Yes, Virginia, there is a Santa Claus. Well, maybe. Crapo was among the Republicans voting in favor of averting the strike.
“I empathize with those who are struggling as a result of the ongoing railroad dispute,” Crapo said after last week’s vote. “Our essential workers and small businesses are the backbone of the American economy, and I remain committed to repairing the supply chain so they can thrive. It is my hope we can work together toward a common goal of a stronger economy and better quality of life for every American family.”
OK, Republicans and Democrats are a long way from joining hands and singing “Kumbaya.” But Crapo sees some elements in place for at least a bit more collaboration, with Republicans in control of the House.
As Crapo told me, “the president and the Senate leadership will have to negotiate with the House, and Republicans in the Senate will have a stronger negotiating posture as well.”
In other words, the era of reconciliation bills in the Senate — where Democrats ramrod their agenda through by majority vote — is over. At least for the next two years.
As for President Biden, Crapo said, “I do know there is a very strong element in his base that doesn’t want to see him reach out to Republicans, but he campaigned on the basis of being the president of all the people and being able to work with both sides of the aisle. So, I think there’s a chance.”
In theory, a divided government can promote bipartisanship. Crapo says he’s ready to work in that environment.
“I know that I, and my colleagues on the Republican side, are ready to work on bipartisan issues. As a matter of fact, there are a ton of bipartisan endeavors under way in the Senate right now,” he says.
This doesn’t signal that Crapo will become the great compromiser. He’s a vote that Republican leaders can count on when there is a partisan divide, and he’ll stand by certain principles. For instance, don’t expect him to impose a federal same-sex marriage law on his home state, where same-sex marriages are banned.
“I firmly support states’ rights to determine the definition of marriage,” he says.

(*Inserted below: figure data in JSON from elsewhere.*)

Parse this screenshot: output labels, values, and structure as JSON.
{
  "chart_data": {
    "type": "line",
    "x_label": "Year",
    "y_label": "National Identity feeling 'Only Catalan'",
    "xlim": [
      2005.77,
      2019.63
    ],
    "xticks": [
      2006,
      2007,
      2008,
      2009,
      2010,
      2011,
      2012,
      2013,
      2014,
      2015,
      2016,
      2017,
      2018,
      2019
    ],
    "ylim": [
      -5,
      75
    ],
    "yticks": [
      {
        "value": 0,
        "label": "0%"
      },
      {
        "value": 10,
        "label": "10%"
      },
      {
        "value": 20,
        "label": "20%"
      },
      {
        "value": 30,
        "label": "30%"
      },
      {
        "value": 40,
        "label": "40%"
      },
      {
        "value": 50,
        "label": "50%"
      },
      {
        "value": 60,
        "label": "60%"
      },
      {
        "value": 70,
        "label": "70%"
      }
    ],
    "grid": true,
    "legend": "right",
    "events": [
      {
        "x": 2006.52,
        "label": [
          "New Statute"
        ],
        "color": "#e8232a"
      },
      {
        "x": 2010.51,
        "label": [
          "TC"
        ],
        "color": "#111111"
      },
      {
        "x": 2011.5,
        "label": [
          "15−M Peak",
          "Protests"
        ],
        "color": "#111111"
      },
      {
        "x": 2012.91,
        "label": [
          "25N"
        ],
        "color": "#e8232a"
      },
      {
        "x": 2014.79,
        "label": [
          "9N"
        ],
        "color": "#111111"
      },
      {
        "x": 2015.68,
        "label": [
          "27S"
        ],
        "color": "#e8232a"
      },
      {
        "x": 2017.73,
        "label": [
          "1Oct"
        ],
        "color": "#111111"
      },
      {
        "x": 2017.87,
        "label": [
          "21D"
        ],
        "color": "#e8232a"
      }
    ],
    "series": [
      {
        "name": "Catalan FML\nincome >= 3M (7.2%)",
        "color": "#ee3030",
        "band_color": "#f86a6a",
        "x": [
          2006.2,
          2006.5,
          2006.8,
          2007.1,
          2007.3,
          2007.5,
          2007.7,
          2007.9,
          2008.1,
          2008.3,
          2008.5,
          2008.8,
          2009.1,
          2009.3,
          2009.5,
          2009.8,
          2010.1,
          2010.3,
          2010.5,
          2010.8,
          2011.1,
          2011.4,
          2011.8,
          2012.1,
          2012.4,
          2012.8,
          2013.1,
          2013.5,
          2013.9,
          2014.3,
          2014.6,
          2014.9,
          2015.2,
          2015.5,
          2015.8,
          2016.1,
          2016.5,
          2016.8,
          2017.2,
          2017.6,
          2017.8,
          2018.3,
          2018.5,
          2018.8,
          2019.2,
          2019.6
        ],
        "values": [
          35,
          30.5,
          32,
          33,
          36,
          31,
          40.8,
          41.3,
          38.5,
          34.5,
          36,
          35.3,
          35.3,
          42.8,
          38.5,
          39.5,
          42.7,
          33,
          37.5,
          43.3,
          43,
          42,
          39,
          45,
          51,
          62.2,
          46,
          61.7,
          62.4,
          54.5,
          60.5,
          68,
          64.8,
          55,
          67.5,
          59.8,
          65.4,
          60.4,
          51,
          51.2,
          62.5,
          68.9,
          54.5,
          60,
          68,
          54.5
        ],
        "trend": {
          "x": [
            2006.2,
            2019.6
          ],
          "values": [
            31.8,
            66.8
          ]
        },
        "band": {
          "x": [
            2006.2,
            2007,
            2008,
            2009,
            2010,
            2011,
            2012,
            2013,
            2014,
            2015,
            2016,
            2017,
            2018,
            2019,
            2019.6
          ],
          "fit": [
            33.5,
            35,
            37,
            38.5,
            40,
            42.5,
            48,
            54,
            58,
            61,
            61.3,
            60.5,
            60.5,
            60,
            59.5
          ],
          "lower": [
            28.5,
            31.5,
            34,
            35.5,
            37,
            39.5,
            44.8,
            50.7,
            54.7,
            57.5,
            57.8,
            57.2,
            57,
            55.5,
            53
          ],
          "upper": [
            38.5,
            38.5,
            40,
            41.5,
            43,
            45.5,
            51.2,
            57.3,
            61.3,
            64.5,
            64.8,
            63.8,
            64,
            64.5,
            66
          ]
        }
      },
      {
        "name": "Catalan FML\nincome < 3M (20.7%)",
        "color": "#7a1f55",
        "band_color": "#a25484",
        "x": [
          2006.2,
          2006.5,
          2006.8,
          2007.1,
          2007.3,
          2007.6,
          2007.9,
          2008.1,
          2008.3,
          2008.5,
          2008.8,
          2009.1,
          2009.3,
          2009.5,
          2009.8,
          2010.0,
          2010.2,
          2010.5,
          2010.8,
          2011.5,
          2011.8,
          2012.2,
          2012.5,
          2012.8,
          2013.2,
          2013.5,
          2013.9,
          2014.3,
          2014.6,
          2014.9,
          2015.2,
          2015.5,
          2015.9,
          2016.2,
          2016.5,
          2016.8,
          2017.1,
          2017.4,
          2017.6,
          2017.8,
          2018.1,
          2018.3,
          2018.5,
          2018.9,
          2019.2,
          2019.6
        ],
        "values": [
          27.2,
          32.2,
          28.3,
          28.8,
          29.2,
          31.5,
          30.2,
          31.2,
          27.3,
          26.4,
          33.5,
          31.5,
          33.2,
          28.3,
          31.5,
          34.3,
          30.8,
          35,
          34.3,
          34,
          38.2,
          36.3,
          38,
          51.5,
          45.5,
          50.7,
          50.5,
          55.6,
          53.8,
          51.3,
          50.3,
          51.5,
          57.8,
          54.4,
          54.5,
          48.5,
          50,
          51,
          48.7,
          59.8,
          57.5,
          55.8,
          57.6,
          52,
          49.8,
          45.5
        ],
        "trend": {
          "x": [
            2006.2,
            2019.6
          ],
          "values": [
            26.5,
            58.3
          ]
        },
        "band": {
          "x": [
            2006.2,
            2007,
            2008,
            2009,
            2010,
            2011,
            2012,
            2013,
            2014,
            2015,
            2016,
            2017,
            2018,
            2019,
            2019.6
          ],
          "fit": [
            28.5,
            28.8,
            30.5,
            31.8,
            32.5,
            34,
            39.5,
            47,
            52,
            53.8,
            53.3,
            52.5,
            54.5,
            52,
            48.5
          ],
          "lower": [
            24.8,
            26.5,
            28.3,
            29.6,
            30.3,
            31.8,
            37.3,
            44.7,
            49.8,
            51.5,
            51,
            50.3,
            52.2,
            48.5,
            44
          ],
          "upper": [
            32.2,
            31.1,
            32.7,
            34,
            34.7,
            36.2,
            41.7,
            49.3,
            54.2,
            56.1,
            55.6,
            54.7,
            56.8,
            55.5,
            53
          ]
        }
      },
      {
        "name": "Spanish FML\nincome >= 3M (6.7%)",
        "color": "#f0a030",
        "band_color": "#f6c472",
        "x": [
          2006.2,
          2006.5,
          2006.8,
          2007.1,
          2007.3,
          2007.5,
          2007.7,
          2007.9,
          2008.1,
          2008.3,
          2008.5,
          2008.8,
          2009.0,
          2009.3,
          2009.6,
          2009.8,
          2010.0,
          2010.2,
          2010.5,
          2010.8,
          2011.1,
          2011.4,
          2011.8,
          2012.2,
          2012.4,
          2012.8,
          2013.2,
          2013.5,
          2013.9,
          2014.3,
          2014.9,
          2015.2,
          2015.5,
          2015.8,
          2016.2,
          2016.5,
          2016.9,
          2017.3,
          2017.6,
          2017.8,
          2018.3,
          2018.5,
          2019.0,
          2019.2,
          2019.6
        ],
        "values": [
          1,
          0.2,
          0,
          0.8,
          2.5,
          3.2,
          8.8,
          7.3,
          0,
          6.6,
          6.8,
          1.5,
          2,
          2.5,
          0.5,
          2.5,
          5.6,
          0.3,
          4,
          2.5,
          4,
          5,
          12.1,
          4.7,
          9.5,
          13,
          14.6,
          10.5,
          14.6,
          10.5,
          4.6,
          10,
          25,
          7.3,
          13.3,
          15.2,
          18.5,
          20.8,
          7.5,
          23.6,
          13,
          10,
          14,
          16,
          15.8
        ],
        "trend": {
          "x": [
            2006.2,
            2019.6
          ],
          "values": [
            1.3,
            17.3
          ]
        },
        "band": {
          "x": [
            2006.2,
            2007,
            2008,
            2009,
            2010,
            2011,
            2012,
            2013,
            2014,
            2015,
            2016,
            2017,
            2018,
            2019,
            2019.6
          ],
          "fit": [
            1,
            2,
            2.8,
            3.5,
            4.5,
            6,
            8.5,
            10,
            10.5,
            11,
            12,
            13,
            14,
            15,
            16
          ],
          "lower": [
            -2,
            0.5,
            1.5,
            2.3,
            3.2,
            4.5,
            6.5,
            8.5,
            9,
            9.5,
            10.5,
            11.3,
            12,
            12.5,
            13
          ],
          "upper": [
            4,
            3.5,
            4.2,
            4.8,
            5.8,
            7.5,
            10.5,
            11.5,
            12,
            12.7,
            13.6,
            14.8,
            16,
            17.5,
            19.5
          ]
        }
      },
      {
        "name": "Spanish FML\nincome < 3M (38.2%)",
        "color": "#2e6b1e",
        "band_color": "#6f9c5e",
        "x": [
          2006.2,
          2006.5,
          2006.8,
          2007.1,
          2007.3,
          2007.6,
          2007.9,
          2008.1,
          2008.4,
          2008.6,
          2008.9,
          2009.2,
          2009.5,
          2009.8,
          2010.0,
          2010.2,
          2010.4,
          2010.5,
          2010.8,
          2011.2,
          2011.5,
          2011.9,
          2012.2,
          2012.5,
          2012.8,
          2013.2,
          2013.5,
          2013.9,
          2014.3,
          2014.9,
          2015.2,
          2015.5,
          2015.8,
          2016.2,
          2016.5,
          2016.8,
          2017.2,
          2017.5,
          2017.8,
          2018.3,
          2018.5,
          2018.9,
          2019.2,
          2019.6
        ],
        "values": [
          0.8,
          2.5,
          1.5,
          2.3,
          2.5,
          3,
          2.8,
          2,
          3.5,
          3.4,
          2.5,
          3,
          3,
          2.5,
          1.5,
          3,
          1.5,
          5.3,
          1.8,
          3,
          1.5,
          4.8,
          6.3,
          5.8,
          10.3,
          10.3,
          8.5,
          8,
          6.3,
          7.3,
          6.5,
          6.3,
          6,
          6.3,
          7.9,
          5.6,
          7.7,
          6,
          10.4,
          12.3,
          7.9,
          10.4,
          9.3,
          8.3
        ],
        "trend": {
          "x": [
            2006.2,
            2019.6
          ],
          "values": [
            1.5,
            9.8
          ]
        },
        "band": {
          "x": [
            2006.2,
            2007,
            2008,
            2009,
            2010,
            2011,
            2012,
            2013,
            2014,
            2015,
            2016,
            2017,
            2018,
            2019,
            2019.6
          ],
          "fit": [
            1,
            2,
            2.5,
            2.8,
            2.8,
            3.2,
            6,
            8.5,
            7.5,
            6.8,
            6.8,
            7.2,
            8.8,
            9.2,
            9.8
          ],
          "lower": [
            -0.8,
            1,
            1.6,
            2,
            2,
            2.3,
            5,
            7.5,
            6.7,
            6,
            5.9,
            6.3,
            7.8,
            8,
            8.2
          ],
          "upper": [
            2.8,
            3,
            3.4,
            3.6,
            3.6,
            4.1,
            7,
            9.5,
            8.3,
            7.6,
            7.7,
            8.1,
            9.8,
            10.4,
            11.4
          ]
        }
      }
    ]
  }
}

If there is a shred of bipartisan spirit with the new Congress, don’t expect it to last long. House Republicans, who were fed up with the impeachments and investigations of Donald Trump, appear anxious do something similar to the Biden administration — looking into everything from the withdrawal from Afghanistan to border policy. In the coming months, we could be hearing more about Biden’s son, Hunter, than the president himself.
And then we have the presidential election campaign looming, with no shortage of Republicans preening for attention. Some of these prospective candidates are making hay by taking aim at Trump — blaming him for the GOP’s lackluster performance in the mid-terms and questioning his choice of dinner guests at Mara-a-Lago.
Crapo, not surprisingly, is not joining the fray. He continues to praise the former president for his handling of the economy, national security and illegal entry at the border. “He did a very good job as president.”
The political rumblings are part of “normal” business, Crapo says. “When Trump ran the first time, there were all kinds of concern about whether he would divide the country. But Republicans, like Democrats, have a process called the primaries. There will be conflicts and different perspectives — and not just in the Republican Party. Democrats will be deciding if it will be Biden, or somebody else.”
Crapo reserves the right to take a stand on presidential politics, but don’t look for him to be a TV star on the Sunday morning news shows. He’ll leave it to others to do the grandstanding.